Die Erfolgsbasis für die Direkt-Suche im mittleren Management sieht Dieter Stein besonders im Beratertypus: Langjährige Führungserfahrung und umfangreiche Kenntnisse in verschiedenen Branchen, Märkten und Funktionen zeichnen ihn aus. Die Art der Kontaktaufnahme zu diesem Personenkreis, der bislang kaum mit Direct-Search zu tun hatte, machen Einfühlungsvermögen sowie eine gründliche fachliche Vorbereitung auf die jeweilige Aufgabe notwendig. Nicht zuletzt erfordert sie auch ein überdurchschnittliches Engagement, denn persönliche und telefonische Interviews lassen sich selten tagsüber durchführen; die wenigsten Kandidaten sind bereit oder in der Lage, den Berater aufzusuchen.
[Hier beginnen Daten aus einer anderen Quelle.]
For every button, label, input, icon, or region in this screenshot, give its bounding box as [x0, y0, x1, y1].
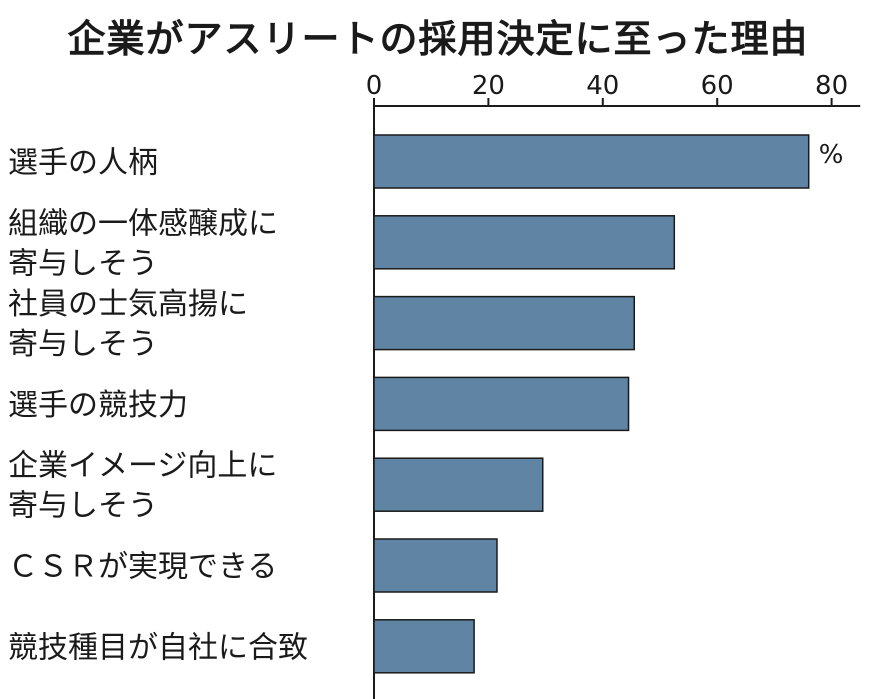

Fundament für die Arbeit der Projekt-Teams ist die Research-Abteilung; erst wenn deren umfangreiche Vorarbeiten abgeschlossen sind, können die Kandidaten qualifiziert angesprochen werden. Falls erforderlich, werden mehrere Teams gemeinsam eingesetzt. In der übergreifenden Zusammenarbeit sieht Stein eine typische Erfolgsursache für das praktizierte Konzept. Die Kombination der Fähigkeiten und Kenntnisse der Stein-Mannschaft ist der Schlüssel zur Lösung der bei der Suche von Führungskräften im mittleren Management spezifischen Schwierigkeiten und Probleme.